To answer this question, Ebrahim suggests that a unique blend of empirical and interpretive methods is needed to explain this rise of accountability mechanisms, tools, and techniques and develop an intersubjective understanding of the reasons why the public, political leaders and nonprofits believe these accountability regimes or “signals of good housekeeping” will solve the problem and restore legitimacy. For example, the normative logic of performance based accountability calls for the implementation of a range of technocratic measurements that reward clear outputs and outcomes. Ebrahim points out that by reducing ambiguity, these mechanisms become attractive to other organizations, leading to mimetic isomorphism. Likewise, he urges his readers to remain cognizant of the political context. Politicians frequently propose quick fixes to irreducibly complex problems. In this case, the problem (lack of accountability) and the solution (accountability tools, metrics, mechanisms, regulations) fit into a nice equation that can be easily understood by voters: If organization X adopts solution Y, the problem will be solved.

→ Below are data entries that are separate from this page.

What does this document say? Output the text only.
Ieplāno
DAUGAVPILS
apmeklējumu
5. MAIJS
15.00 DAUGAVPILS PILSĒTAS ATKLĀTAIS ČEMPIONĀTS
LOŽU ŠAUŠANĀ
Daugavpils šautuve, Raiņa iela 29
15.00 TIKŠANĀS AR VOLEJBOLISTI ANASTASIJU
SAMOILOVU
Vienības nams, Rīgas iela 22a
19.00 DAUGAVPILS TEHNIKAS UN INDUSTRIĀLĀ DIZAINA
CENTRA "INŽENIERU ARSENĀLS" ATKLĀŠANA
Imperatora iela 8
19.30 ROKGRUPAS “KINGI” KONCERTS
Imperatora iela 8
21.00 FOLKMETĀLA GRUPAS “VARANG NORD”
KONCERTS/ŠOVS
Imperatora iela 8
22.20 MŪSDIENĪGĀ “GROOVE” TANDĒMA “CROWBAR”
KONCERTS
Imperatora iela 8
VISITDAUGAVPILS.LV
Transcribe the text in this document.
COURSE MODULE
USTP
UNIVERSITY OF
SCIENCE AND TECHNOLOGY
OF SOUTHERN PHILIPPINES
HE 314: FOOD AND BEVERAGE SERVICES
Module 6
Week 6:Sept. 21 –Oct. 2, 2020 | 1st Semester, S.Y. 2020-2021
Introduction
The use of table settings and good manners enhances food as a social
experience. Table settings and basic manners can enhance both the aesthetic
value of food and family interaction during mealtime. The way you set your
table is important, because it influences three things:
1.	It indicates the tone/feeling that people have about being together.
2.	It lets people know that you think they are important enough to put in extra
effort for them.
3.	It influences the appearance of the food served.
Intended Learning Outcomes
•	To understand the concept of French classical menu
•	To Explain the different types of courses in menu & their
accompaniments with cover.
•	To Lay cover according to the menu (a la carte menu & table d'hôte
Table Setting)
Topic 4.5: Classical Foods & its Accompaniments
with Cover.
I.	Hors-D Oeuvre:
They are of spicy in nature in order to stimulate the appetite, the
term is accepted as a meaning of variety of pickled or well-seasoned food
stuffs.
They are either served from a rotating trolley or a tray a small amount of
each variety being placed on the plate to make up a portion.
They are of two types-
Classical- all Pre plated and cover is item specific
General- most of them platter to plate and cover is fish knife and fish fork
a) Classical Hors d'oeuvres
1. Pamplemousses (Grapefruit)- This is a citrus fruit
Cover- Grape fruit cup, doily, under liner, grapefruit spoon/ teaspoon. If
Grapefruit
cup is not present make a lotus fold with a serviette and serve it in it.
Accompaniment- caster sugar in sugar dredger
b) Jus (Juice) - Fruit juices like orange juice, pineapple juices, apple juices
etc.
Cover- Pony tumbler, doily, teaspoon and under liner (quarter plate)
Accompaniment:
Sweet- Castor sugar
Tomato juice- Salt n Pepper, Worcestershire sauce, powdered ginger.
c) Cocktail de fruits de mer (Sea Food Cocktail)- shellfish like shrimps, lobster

This research program recommended by Ebrahim is particularly useful not only for scholars of nonprofit organizations but leaders of those institutions as well. His emphasis on understanding how the accountability revolution emerged from within a specific social and/or political context should guide leaders in their interactions with political leaders and donors. In other words, nonprofit leaders must first know how to ‘speak the language’ of accountability with policy makers by understanding its normative underpinnings and the social and political conditions that sustain it. Ebrahim’s research also serves as a reminder that nonprofit leaders should not conflate means (accountability mechanisms) with ends (mission statement, serving the public).
Alnoor Ebrahim, Placing the Normative Logic of Accountability in “Thick” Perspective, American Behavioral Scientist, Volume 52, Number 6, February 2009, pp. 885-900.